A team of scientists headed-up by Lisa Welp-Smith of the Scripps Institution of Oceanography have developed a new, more accurate, method of determining how much plants absorb and release carbon. The study estimates that global plant life take up between 150 billion and 175 billion metric tons of CO2 from the atmosphere each year, 25 to 45 percent more than the previous estimate of 120 billion metric tons annually.
The research is an important step for future climate models, emphasizing the vital role plant life plays in regulating the carbon cycle. But Welp-Smith cautions that the study is only a beginning and making conclusions about the exact nature of a carbon sink plants represent is “several steps beyond the paper.”
“Just because there is more photosynthesis doesn’t mean there is necessarily a greater carbon sink from the land biosphere,” Welp-Smith said. “It means more CO2 is passing through plants, not that it actually stays there very long.”
Welp-Smith explained that plants burn some of the sugar produced in photosynthesis, producing energy the plants need to live and grow, but in the process release some of the absorbed CO2 back into the atmosphere. A process that may also be more rapid than previously thought, offsetting the increased rate of initial CO2 absorption.
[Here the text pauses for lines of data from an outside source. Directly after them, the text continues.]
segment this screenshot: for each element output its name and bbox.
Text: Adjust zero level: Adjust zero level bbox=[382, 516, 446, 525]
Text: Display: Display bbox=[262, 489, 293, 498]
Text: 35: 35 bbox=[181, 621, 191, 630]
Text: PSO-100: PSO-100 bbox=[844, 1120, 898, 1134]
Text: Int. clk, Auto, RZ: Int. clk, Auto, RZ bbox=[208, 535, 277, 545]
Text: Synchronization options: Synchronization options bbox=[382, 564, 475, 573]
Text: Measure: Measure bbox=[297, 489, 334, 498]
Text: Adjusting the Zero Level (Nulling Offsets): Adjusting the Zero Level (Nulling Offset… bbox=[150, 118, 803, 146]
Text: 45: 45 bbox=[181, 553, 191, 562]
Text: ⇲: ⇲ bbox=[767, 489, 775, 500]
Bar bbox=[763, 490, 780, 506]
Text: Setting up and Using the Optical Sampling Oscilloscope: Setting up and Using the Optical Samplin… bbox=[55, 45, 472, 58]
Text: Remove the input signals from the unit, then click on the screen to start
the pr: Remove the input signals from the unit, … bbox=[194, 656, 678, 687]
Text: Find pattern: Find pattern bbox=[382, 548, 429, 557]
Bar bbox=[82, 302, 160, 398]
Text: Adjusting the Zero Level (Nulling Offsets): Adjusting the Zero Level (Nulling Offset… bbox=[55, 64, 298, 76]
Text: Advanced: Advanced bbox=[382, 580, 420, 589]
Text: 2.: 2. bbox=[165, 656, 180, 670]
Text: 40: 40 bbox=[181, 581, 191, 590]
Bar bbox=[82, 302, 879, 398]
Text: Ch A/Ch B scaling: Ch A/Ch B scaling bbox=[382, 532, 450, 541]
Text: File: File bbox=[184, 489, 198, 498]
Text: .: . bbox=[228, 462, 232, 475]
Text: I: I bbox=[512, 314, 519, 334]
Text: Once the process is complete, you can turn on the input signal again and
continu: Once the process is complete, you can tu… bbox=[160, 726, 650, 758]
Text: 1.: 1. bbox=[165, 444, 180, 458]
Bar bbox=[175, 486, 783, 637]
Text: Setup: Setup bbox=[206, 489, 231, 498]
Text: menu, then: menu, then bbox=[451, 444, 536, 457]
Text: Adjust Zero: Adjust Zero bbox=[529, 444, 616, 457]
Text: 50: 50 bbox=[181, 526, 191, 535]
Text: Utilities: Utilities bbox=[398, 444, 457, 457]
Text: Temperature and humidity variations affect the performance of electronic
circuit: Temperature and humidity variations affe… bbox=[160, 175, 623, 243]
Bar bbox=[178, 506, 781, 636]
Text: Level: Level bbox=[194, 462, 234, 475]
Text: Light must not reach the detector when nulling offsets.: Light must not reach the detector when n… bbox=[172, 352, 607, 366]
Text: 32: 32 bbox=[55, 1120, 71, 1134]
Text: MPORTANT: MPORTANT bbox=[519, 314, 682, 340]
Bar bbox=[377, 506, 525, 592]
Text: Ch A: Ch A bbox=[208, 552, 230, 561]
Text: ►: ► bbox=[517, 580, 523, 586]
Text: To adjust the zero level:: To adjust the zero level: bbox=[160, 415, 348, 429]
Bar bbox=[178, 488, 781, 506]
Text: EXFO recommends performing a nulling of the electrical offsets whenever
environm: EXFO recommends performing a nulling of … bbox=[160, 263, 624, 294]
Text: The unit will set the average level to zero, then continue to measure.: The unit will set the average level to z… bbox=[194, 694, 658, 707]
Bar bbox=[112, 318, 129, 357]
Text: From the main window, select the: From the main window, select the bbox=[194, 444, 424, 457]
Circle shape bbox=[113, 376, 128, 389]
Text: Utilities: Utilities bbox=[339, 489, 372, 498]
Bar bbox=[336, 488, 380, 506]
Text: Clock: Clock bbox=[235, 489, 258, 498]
But whatever determinations come from future studies, the research is important in helping scientists further understand and quantify the role of plants in the global carbon cycle.
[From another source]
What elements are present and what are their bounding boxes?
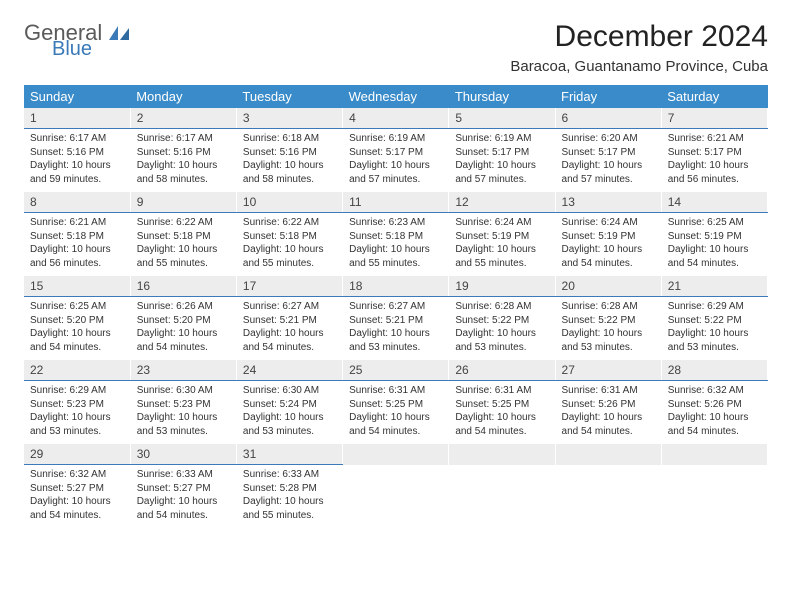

“If we are right, and GPP needs to be revised upward by about 25 percent, it means that our fundamental understanding of how land plants function on the global scale is still a bit fluid,” Welp-Smith said.
Colin Anderson, an atmospheric chemist and co-author of the study, said the research increases our knowledge of “what’s really going on in the atmosphere.”
“It’s still too early to tell what the final impact of this will be on estimates of future climate change,” Allison said. “But by tying this down, it means that from now we will have a better constraint that might modify our understanding of what those future impacts could be.”